As a way to both teach historical thinking/primary source skills as well as get more people to see and think about these artifacts, I developed a primary source investigation.  This has already been distributed and well-received by history teachers.  

 

  1. Find a photo of a location you recognize and/or are familiar with.  (Skill: cause and effect/synthesis)
    1. How is it different now?
    2. How is it similar now?  
    3. What may account for those similarities/differences?
  2. Find a photo with the year indicated. (Skill: contextualization)
    1. What was going on in the area/country/world at the time?
    2. How might the area depicted be affected by these events?
  3. Everything is an argument.  Find any photo.  (Skill: identifying POV and purpose)
    1. Who is the ‘speaker?’
    2. What is the ‘speaker’s’ purpose?
    3. How does (s)he achieve this purpose?  
  4. Choose an interview with audio.  Listen all the way through.  (Skill: identifying tone/argument)
    1. What is the tone of the person being interviewed?
    2. How can you tell?
    3. What is the main argument of the speaker?
    4. What events in this person’s life might contribute to his/her attitude?  

Sharing with the community!

In order to share with my school community, I chose to display the photos in our school media/student center.  Because many of the students are from Branchville and Frankford, those are the photos I selected to reprint from the digital scans and display for the school.  

Searching metadata to correctly label all photos
labeling the reprinted photos with location and year
the finished display
the display in the center of the library for students to view

Interviewing

High Point Regional High School has a Social Studies National Honor Society, the Robert Siragusa chapter of Rho Kappa.  The organization was looking for an opportunity to serve the community in a way that involved the social studies, so I asked them to find more lifelong residents of the county and send me their interviews to publish them here.  

I am very grateful for thier willingness to help out.  

Scanning Photos

I scanned a lot of historical photos for this project.  Mr.
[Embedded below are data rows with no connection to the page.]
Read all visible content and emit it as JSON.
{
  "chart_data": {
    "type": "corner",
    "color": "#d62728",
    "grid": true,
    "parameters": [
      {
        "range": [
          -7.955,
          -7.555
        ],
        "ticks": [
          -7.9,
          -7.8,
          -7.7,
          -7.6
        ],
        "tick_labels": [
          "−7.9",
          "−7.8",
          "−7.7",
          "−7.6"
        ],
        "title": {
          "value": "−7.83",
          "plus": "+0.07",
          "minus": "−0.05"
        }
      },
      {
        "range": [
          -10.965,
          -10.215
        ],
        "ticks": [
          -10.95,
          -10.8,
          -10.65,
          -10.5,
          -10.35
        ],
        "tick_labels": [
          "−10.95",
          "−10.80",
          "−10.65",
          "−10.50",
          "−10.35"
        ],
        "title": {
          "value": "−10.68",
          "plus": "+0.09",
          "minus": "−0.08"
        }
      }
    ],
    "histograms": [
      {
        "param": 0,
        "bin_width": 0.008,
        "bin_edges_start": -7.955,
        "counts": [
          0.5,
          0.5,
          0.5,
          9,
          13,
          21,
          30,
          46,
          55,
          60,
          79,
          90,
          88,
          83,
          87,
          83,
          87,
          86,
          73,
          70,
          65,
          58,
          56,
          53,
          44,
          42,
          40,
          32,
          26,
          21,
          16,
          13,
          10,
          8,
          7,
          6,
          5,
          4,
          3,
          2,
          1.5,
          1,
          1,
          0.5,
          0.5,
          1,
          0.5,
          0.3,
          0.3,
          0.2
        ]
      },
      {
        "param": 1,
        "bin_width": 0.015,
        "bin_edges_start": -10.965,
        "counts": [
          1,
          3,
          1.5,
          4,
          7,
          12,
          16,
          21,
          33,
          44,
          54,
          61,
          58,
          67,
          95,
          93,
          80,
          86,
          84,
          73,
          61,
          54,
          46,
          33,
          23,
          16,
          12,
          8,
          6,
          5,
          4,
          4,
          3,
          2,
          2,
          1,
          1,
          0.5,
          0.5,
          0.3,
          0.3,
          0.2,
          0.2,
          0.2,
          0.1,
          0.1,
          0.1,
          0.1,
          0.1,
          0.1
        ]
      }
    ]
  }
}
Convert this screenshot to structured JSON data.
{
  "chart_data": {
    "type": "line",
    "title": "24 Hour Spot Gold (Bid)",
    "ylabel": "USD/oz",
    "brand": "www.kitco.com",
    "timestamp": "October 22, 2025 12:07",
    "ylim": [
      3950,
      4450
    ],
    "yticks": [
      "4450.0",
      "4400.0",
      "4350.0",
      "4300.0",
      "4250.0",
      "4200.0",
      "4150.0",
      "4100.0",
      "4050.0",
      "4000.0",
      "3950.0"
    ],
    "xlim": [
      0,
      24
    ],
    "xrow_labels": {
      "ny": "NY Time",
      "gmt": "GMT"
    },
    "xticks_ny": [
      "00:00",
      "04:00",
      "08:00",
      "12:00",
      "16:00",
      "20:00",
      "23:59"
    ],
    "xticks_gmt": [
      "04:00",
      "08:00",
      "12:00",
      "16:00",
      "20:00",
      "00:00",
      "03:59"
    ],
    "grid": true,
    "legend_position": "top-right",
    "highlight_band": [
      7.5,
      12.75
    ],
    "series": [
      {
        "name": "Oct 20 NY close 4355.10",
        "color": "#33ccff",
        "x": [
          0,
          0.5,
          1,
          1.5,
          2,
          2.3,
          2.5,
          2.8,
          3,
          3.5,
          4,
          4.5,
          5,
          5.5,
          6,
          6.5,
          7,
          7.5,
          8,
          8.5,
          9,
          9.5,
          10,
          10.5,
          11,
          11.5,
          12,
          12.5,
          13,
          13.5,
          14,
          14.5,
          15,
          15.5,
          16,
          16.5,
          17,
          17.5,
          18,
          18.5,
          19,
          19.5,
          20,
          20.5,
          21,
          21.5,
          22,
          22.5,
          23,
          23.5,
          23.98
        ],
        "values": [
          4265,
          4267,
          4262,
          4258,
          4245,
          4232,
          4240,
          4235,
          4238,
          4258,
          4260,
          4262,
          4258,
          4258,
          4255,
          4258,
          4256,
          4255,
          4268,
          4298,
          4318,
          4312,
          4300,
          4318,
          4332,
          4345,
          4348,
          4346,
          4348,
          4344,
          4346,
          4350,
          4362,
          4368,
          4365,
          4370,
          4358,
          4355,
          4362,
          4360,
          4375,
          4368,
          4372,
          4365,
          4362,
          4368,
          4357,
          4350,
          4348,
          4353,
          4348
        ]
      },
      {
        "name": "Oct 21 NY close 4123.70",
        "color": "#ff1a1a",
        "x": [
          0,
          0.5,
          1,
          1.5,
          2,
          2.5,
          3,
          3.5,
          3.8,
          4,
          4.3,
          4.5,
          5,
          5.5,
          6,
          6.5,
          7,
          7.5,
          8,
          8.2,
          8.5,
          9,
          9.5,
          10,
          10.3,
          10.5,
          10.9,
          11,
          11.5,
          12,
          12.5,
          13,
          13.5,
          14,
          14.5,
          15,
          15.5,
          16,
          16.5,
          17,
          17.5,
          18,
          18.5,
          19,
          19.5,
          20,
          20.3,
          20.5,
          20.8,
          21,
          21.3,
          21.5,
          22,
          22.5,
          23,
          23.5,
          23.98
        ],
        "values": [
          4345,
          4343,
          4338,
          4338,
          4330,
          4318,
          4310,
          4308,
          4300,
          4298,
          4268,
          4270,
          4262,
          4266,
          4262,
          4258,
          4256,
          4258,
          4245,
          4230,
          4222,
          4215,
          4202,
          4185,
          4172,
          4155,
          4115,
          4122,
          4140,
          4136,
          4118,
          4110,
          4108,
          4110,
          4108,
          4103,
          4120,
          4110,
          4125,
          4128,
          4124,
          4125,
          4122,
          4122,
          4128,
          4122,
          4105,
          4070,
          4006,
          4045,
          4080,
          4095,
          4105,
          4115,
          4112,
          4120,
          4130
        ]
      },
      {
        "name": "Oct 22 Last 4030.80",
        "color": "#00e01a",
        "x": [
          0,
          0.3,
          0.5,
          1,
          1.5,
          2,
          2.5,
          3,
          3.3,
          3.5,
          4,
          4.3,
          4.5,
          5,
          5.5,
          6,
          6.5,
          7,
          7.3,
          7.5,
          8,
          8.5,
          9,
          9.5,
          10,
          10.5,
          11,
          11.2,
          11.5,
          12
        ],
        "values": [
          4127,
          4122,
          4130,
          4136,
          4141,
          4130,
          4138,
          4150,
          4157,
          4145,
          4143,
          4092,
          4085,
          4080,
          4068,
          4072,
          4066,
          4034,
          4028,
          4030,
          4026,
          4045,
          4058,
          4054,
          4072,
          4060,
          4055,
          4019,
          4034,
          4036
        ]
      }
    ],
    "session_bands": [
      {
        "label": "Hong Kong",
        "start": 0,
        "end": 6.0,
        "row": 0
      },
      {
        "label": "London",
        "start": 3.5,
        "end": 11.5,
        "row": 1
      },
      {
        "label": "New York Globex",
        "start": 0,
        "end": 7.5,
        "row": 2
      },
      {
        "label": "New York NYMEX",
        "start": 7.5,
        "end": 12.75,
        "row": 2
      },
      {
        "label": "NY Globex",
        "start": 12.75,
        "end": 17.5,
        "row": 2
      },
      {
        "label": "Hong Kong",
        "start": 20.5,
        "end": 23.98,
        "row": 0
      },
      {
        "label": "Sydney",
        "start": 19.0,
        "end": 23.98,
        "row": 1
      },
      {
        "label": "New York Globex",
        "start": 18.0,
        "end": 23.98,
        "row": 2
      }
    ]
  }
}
Wayne McCabe was super helpful in letting me come in to his office and scan his collection for hours at a time.  

I used a flat photo bed scanner, and the best method I found was to set four at a time on the scanner, scan the photos, then replace the photos and start again.  While waiting for the next four to upload, I went through the last batch and saved them to a drive, naming them with as much detail as was available.

One of the most important parts of the file naming was including the year.  This was mostly possible because of the inked date stamp on each postcard (because that is mostly what they were), but a postcard may be sent even years after publishing and photographing.  Because of this, most of the dates are mostly guessed a little in the file name.  

 

Inspiration

The inspiration for this project came from a lot of sources, but mostly from my own research of m family’s history.  My family, for many generations on some lines, comes from Sussex County.  I discovered the rich history of the County through that and wanted the people around me to also see how amazing, historic, and beautiful this place is.  I wanted others to feel the pride that I did in being from Sussex County.  

So, amazingly, I met Mr. McCabe, a local historian who was willing to share his photos with me to digitize and share with others.